Formuler les choses ainsi permet de comprendre que cette structure médiatrice et allégorique imparfaite – le complot, pas même encore le système mondial – pose de graves dilemmes représentationnels. Les récits traditionnels étaient de piètres véhicules du collectif (sauf en de rares moments de guerre ou de révolution), et la fonction de connaissance n’a jamais paru très compatible avec les Belles Lettres. Mais surgit aussi la question de la Valeur : en effet, l’allégorie de complot doit être entachée d’imperfection pour pouvoir servir de carte cognitive, qu’il serait catastrophique de prendre pour la réalité, comme le fit la Félicité de Flaubert qui, lorsqu’on lui montra une carte de La Havane, où son neveu avait débarqué, demanda à voir la maison où il séjournait).
Pour l’essentiel, l’investissement cognitif ou allégorique dans cette représentation de complot sera d’ordre inconscient : car c’est seulement là, au niveau profond du fantasme collectif, que nous pensons tout le temps au système social, là que nos pensées politiques peuvent déjouer la censure libérale et antipolitique.

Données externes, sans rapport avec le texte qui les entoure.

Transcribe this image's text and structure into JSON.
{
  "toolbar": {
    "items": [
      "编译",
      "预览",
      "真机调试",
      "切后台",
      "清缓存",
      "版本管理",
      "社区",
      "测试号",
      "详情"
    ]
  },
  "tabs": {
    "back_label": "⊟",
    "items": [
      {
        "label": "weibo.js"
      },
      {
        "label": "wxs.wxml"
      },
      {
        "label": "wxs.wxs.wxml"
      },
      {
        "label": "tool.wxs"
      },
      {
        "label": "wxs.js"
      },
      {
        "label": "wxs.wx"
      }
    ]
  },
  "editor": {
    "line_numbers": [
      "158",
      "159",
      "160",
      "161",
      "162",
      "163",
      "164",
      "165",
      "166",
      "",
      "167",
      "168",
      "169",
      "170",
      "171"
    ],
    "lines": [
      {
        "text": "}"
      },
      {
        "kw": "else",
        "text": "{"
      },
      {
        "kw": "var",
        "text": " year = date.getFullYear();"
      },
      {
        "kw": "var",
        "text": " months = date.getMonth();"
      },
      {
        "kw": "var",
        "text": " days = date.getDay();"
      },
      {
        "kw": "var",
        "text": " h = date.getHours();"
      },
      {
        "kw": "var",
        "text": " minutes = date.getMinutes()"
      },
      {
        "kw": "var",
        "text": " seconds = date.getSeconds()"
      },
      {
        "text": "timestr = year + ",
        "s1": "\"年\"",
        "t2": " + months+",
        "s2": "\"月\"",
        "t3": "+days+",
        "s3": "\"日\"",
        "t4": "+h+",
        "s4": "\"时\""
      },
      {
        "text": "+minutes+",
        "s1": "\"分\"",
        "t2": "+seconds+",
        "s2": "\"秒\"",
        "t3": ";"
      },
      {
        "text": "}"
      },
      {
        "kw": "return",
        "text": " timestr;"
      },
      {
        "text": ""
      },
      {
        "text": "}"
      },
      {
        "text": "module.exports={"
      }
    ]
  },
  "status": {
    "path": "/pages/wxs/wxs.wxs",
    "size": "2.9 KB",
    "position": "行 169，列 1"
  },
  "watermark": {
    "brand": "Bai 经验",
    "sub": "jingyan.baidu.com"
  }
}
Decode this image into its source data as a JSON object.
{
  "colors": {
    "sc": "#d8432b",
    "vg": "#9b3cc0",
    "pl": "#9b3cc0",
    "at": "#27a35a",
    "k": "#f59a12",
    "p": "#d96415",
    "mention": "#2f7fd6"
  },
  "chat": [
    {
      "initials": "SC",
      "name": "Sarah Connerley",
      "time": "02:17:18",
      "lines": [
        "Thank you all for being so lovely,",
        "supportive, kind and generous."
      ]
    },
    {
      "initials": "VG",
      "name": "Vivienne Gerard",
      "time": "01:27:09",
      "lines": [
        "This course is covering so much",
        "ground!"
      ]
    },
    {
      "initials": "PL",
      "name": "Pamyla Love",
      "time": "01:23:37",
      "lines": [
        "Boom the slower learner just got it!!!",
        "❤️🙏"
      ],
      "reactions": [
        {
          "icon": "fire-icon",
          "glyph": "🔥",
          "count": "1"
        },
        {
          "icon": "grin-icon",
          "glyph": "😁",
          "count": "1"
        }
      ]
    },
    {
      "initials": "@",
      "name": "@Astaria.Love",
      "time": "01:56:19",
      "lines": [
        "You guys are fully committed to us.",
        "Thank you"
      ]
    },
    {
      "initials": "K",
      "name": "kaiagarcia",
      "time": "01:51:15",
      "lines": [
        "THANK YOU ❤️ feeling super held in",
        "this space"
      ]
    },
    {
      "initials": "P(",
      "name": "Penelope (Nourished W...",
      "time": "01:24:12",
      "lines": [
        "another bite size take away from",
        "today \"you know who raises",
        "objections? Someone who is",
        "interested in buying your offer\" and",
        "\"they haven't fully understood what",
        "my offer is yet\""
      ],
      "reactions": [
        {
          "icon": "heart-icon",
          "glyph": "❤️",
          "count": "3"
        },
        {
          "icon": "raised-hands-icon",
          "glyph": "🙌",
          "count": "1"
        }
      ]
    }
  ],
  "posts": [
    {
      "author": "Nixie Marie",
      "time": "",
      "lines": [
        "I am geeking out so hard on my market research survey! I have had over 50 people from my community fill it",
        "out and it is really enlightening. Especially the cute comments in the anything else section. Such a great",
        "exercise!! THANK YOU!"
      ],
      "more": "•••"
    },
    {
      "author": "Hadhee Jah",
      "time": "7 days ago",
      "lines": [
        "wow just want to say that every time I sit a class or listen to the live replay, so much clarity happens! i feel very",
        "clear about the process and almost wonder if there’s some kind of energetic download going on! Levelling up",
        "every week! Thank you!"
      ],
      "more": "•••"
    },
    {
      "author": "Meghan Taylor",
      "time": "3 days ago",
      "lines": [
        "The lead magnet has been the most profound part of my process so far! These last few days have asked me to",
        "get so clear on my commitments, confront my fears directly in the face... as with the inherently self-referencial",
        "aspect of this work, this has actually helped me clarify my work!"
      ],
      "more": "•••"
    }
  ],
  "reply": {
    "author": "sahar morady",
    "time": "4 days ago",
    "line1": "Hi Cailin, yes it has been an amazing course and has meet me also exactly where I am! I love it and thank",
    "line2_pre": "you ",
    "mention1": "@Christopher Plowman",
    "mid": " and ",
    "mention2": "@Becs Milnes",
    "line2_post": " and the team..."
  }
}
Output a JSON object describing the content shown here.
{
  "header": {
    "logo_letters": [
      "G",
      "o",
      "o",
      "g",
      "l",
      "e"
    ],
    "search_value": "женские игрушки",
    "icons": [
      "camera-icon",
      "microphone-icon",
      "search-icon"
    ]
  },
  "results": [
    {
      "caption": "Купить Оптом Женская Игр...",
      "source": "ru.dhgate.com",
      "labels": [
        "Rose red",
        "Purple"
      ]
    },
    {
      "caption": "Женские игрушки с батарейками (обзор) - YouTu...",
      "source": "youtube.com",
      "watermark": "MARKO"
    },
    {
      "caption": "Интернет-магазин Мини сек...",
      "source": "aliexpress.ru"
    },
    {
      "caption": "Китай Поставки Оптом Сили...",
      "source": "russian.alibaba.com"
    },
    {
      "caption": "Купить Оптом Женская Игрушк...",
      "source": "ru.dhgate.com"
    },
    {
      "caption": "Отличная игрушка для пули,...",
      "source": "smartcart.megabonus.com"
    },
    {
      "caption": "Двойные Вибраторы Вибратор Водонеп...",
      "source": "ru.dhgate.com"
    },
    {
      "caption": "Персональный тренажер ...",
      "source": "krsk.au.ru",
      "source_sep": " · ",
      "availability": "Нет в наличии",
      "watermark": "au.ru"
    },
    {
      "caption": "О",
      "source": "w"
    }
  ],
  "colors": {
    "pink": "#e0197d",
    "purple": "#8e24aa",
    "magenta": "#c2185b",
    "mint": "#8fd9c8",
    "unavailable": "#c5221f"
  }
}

Ce qui signifie que la fonction cognitive du récit de complot doit pouvoir vaciller comme une image rémanente subliminale, et du même coup, que la surface de cette représentation ne saurait prétendre à la monumentalité du Grand Art (du moins jusqu’à l’avènement du postmoderne, où Grand Art et culture de masse s’interpénètrent, et confèrent un statut « artistique » à des intrigues de complot comme celles de Pynchon).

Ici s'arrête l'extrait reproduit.